The mere possession of a federal license, however, does not immunize a ship from the operation of the normal incidents of local police power, not constituting a direct regulation of commerce. Thus, a federally licensed vessel is not, as such, exempt from local pilotage laws, Cooley v. Board of Wardens of Port of Philadelphia, 12 How. 299, or local quarantine laws, Morgan's Steamship Co. v. Louisiana Board of Health, 118 U. S. 455, or local safety inspections, Kelly v. Washington, 302 U. S. 1, or the local regulation of wharves and docks, Packet Co. v. Catlettsburg, 105 U. S. 559. Indeed this Court has gone so far as to hold that a state, in the exercise of its police power, may actually seize and pronounce the forfeiture of a vessel “licensed for the coasting trade, under the laws of the United States, while engaged in that trade.” Smith v. Maryland, 18 How. 71, 74. The present case obvi*448ously does not even approach such an extreme, for the Detroit ordinance requires no more than compliance with an orderly and reasonable scheme of community regulation. The ordinance- does not exclude a licensed vessel from the Port of Detroit, nor does it destroy the right of free passage. We cannot hold that the local regulation so burdens the federal license as to be constitutionally invalid.
II.
The claim that the Detroit ordinance, quite apart from the effect of federal legislation, imposes as to the appellant’s ships an undue burden on interstate commerce needs no extended discussion. State regulation, based on the police power, which does not discriminate against interstate commerce or operate to disrupt its required uniformity, may constitutionally stand. Hennington v. Georgia, 163 U. S. 299; Lake Shore & Mich. South. R. Co. v. Ohio, 173 U. S. 285; Pennsylvania Gas Co. v. Public Service Comm., 252 U. S. 23; Milk Board v. Eisenberg Co., 306 U. S. 346; Bob-Lo Excursion Co. v. Michigan, 333 U. S. 28.
It has not been suggested that the local ordinance, applicable alike to “any person, firm or corporation” within the city, discriminates against interstate commerce as such. It is a regulation of general application, designed to better the health and welfare of the community. And while the appellant argues that other local governments might impose differing requirements as to air pollution, it has pointed to none.
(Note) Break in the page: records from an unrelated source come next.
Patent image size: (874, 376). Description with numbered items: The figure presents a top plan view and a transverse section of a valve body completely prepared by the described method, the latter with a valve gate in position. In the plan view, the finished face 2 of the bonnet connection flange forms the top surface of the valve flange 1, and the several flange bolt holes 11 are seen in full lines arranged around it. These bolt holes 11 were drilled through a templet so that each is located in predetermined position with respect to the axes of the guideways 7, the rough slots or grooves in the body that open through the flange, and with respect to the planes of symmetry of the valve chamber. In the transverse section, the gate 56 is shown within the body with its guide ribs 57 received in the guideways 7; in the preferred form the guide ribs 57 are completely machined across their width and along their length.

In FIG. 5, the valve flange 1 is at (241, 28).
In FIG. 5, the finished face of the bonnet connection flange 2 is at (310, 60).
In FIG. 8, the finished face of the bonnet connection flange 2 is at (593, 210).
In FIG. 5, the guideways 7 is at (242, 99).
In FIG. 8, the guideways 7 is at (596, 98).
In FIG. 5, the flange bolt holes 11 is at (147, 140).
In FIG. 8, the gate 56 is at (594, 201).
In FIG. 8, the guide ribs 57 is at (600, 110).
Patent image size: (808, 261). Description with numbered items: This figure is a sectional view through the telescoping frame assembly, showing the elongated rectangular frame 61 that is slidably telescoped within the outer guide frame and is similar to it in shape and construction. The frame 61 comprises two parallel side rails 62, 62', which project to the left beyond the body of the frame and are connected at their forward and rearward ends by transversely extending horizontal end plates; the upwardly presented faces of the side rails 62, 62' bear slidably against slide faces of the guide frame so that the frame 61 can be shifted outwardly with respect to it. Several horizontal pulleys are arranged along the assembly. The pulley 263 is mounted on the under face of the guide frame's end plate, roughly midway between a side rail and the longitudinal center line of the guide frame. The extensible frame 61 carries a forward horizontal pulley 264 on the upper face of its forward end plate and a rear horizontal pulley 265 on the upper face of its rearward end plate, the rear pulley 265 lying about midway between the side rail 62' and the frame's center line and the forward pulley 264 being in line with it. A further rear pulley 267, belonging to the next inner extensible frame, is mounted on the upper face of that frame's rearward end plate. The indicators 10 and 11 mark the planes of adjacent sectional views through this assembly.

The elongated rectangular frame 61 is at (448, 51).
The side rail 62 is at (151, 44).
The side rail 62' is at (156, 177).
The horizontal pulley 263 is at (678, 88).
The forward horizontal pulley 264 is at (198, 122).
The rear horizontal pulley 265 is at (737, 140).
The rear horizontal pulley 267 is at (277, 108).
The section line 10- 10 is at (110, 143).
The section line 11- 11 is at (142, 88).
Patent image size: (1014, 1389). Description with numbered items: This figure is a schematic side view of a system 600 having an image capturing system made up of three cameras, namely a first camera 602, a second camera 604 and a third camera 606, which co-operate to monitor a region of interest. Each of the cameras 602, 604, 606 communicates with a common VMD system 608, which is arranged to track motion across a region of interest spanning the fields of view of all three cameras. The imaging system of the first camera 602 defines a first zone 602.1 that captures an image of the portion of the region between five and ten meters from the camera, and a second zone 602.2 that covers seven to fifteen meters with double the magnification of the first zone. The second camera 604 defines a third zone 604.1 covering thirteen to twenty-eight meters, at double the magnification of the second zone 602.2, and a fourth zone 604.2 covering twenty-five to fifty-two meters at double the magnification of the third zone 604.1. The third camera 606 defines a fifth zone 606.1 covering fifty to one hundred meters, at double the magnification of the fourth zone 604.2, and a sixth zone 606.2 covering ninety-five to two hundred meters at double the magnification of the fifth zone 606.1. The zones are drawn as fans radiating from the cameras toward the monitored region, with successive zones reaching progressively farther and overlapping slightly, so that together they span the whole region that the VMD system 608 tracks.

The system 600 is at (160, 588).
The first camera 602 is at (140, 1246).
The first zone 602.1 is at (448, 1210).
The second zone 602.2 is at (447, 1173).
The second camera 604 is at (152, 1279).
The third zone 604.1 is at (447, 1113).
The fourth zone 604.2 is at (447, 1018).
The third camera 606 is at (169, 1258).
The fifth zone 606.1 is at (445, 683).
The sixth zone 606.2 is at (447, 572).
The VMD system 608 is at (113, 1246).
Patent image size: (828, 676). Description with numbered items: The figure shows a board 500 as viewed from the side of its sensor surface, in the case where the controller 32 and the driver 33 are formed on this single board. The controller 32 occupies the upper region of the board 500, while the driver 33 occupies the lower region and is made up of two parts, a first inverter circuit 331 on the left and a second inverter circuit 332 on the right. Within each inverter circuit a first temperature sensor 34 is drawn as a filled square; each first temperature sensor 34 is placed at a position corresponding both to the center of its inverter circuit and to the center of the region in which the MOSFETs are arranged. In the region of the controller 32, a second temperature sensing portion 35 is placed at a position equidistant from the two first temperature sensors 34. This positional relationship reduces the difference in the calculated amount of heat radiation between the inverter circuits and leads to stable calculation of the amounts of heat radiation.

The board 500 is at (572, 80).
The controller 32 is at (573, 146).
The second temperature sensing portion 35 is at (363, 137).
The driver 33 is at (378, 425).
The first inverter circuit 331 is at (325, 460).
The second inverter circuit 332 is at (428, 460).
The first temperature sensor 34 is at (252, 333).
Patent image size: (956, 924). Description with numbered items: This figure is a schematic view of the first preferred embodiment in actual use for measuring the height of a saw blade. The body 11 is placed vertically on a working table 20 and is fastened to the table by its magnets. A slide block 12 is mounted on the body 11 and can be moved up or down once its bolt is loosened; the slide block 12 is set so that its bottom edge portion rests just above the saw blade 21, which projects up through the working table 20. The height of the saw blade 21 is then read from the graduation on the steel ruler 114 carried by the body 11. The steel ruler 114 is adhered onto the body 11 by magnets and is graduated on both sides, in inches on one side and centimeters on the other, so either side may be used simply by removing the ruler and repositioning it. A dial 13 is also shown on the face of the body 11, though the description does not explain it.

The record contains nothing to suggest the existence of any such competing or conflicting local regulations. Cf. Bibb v. Navajo Freight Lines, 359 U. S. 520. We conclude that no impermissible burden on commerce has been shown.
The judgment is affirmed.
The Detroit legislation also contains provisions making it unlawful to operate any combustion equipment in the city without a certificate, § 2.16, providing for an annual inspection of all such equipment used in the city, § 2.17, and further providing for the sealing of equipment in the event that the inspection requirements are repeatedly ignored, § 2.20. There is nothing in the record to indicate that the city has at any time attempted to enforce these provisions with respect to the appellant’s ships. Accordingly, we do not reach the question of the validity of the inspection sections as they might be applied to appellant, but limit our consideration solely to what is presented upon this record — the enforcement of the criminal provisions of the Code for violation of the smoke emission provisions.
Compare, Napier v. Atlantic Coast Line R. Co., where the Court concluded that “the [Locomotive] Boiler Inspection Act . . . was intended to occupy the field.” 272 U. S. 605, 613.